L’entrevue de saint Cloud est un court roman où la plume d’Harold Cobert fait merveille, j’apprécie cet auteur car à chaque livre il se renouvelle tout en gardant une plume profondément sensible et humaniste.
L’intrigue est historique sur une rencontre entre Marie Antoinette et Mirabeau en 1790 à Saint Cloud à l’époque ténébreuse de la Révolution. On alterne les récits des 2 protagonistes et le récit des différents épisodes de la Révolution de la prise de la bastille à la fin de la monarchie. Cette entrevue a bien eu lieu mais les historiens ne savent pas ce qui s’est déroulée. L’auteur imagine donc cette conversation intense qui dévoile le caractère et le comportement de ces 2 figures de l’histoire.
Mirabeau célèbre orateur, connu pour sa laideur et son goût pour les femmes essaye de convaincre la reine de lui faire confiance pour sauver la monarchie. Il souhaite une monarchie constitutionnelle et ne pas laisser l’initiative au peuple et à son nouvel ennemi Robespierre ou à ses adversaires du Triumvirat. On suit les méandres de sa pensée, sa facilité pour écrire, son éloquence, son parcours personnel blessé. On a une psychologie fine du personnage qui m’a beaucoup plu, notamment sur sa vie que je ne connaissais pas du tout.

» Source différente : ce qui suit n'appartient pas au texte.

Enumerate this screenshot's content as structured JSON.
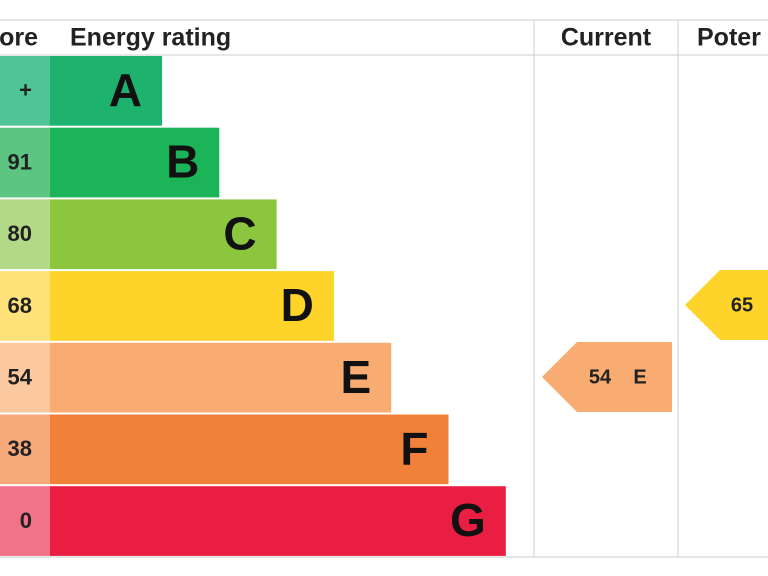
{
  "header": {
    "score": "ore",
    "rating": "Energy rating",
    "current": "Current",
    "potential": "Poter"
  },
  "bands": [
    {
      "score": "+",
      "letter": "A",
      "color": "#1db36f",
      "score_color": "#4fc495"
    },
    {
      "score": "91",
      "letter": "B",
      "color": "#1cb459",
      "score_color": "#5cc582"
    },
    {
      "score": "80",
      "letter": "C",
      "color": "#8cc63f",
      "score_color": "#b2d985"
    },
    {
      "score": "68",
      "letter": "D",
      "color": "#ffd42a",
      "score_color": "#ffe27a"
    },
    {
      "score": "54",
      "letter": "E",
      "color": "#f9ac72",
      "score_color": "#fbc8a0"
    },
    {
      "score": "38",
      "letter": "F",
      "color": "#f18038",
      "score_color": "#f6aa7c"
    },
    {
      "score": "0",
      "letter": "G",
      "color": "#ea1d42",
      "score_color": "#f27389"
    }
  ],
  "current": {
    "value": 54,
    "letter": "E"
  },
  "potential": {
    "value": 65
  }
}
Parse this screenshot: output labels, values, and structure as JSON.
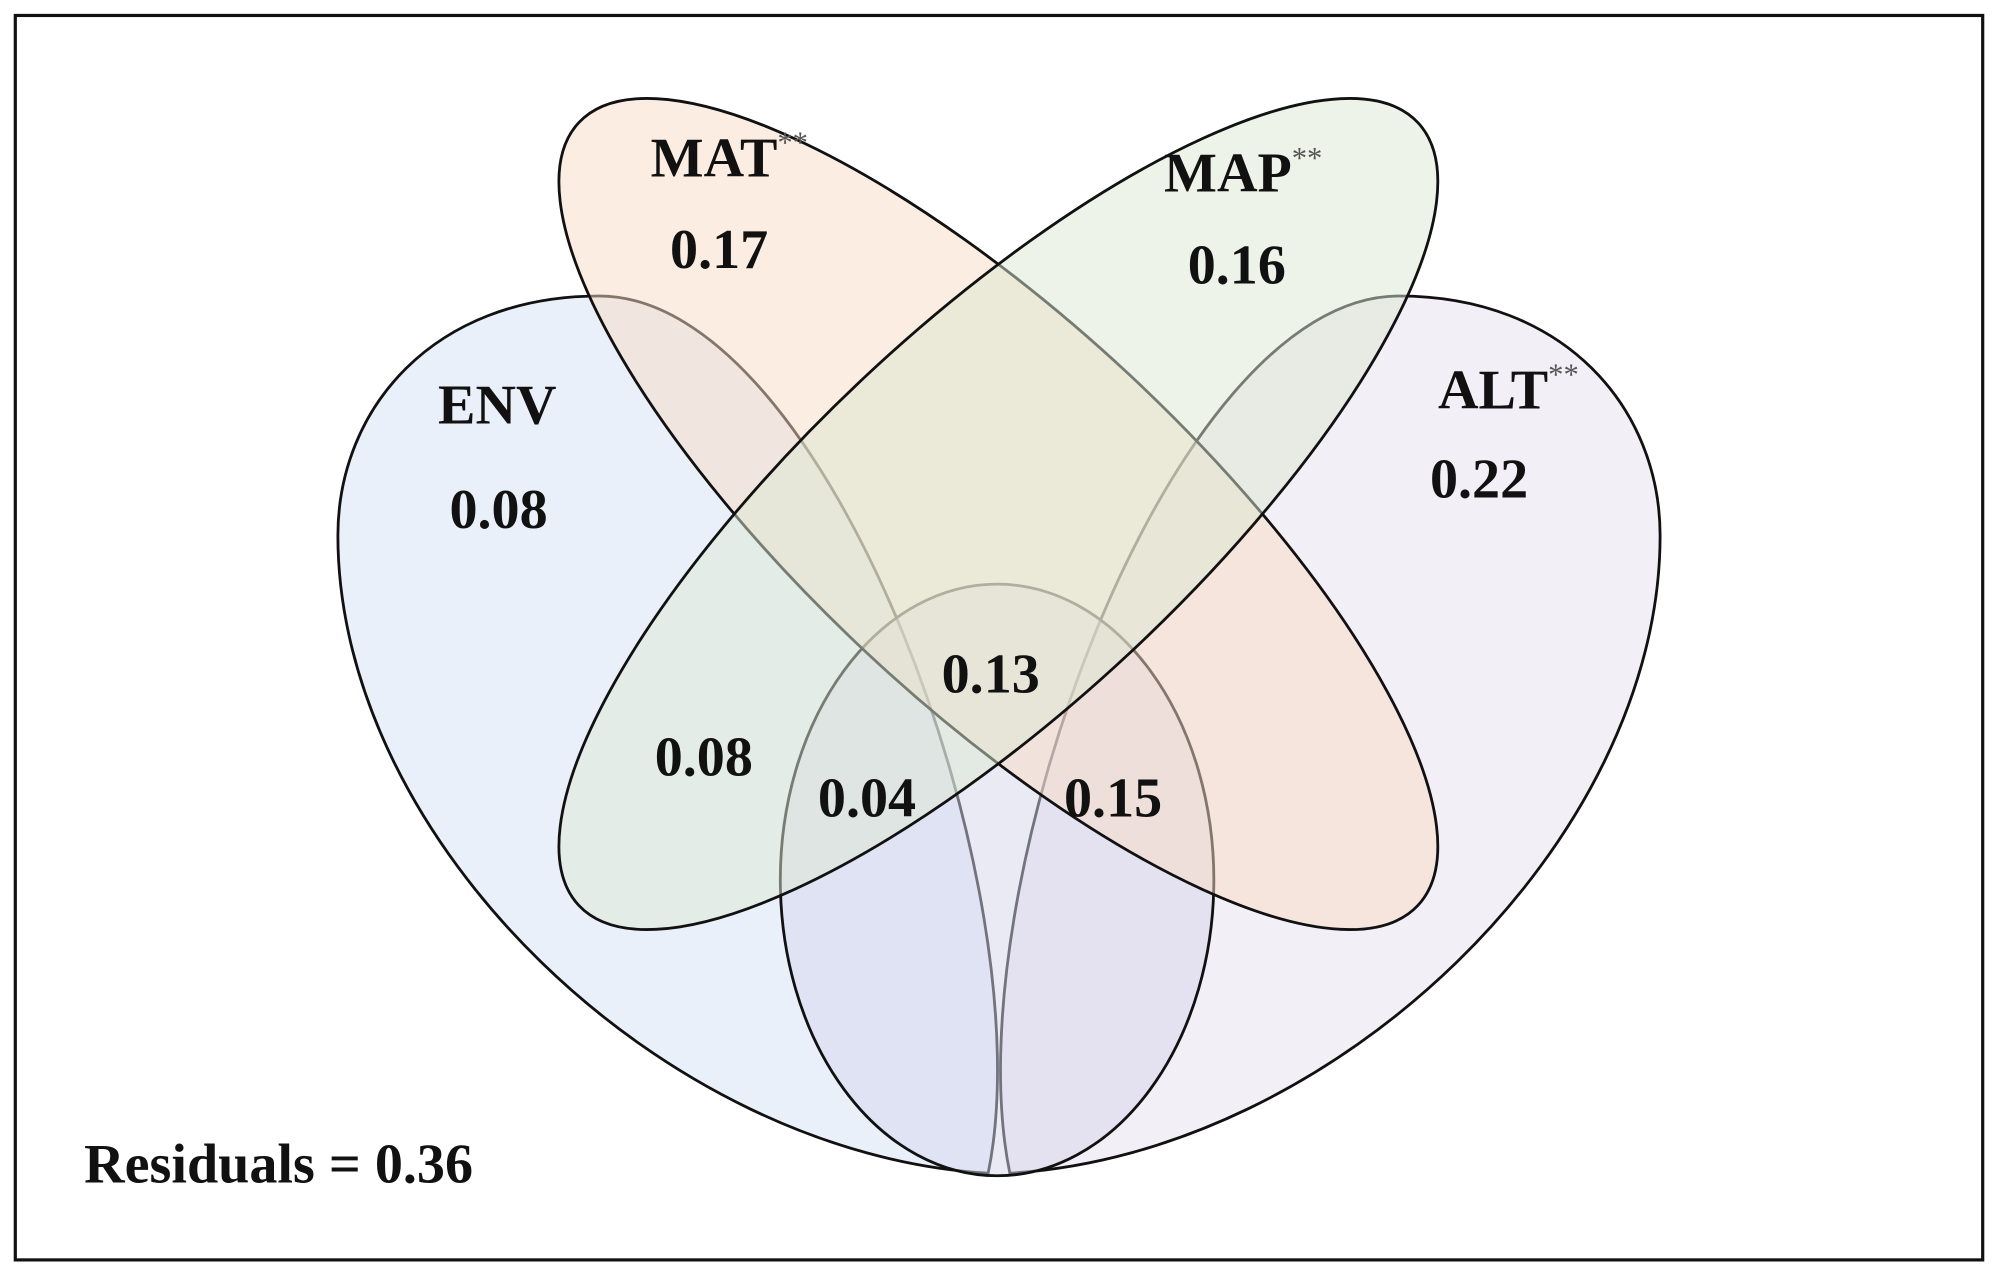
{
  "sets": [
    {
      "name": "MAT",
      "mark": "**",
      "value": 0.17
    },
    {
      "name": "MAP",
      "mark": "**",
      "value": 0.16
    },
    {
      "name": "ENV",
      "value": 0.08
    },
    {
      "name": "ALT",
      "mark": "**",
      "value": 0.22
    }
  ],
  "regions": [
    0.13,
    0.08,
    0.04,
    0.15
  ],
  "residuals": "Residuals = 0.36"
}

Ses excès et ses éclairs de génie, de visionnaire sur l’avenir de la monarchie en font donc un bon personnage de fiction. Les dialogues sur la liberté, le pouvoir du peuple sont vraiment savoureux et nous rappellent les origines parfois oubliées de notre démocratie.
La reine est seule, abandonnée aux prise avec la vindicte populaire, ses amis et sa famille sont loin, elle ne supporte plus ce peuple parisien, sa violence et veut comprendre les intentions réelles de Mirabeau. Elle se rappelle au cours de l’entretien les humiliations, les douleurs qu’elle a subies durant son règne à la cour. Elle parait beaucoup plus fragile et finalement très humaine.
Ce dialogue et cet affrontement verbal entre les 2 personnages historiques est très intéressant, on retrouve le style et la fureur de l’époque. Le récit des épisodes importants de la révolution, de la violence, des bouleversements rapides de l’époque, des débats et du rôle de l’Assemblée sont bien retranscrits. J’ai aimé cette alternance entre petite (la vie personnelle des personnages) et grande histoire (les faits historiques). De connaître les pensées, la psychologie des personnages qui les rendent tous les 2 profondément attachants avec leurs failles. Ce rendez vous manqué avec l’histoire qui est si subtilement mis en scène même si on en connait déjà l’issue, c’est la réussite de l’auteur d’introduire ce suspense et cette empathie.
J’ai apprécié la précision des détails, l’importance des sentiments et des motivations psychologiques des personnages, retrouvez ce 18e siècle incertain, les hésitations entre monarchie constitutionnelle et république. On a l’impression d’être au plus près de l’histoire, dans cette tragédie moderne avec cette impression de fin de règne. Le roman découpé en 3 grands moments se déroule comme une pièce de théâtre en 3 actes dont l’intensité et le tragique montent crescendo.
J’ai aimé découvrir la vie de Mirabeau, son parcours personnel qui le rend si humain loin de l’image d’Epinal que l’on en a. De même Marie Antoinette est loin de la reine frivole et sans cervelle ce qui est intéressant. A travers Mirabeau on suit les évolutions du siècle, les travers et les abus de l’absolutisme et mon côté historienne a aimé cette plongée dans l’histoire.
Une fois de plus conquise par le charme du récit conté par l’auteur, une belle mise en lumière de cette période révolutionnaire troublée à travers le destin de ces personnages hors normes. Alors n’hésitez pas à découvrir le tribun Mirabeau et sa lutte pour sauver la monarchie, vous passerez un agréable moment et vous ne verrez plus l’histoire comme une série de date mais les acteurs profondément humain d’un rendez vous manqué.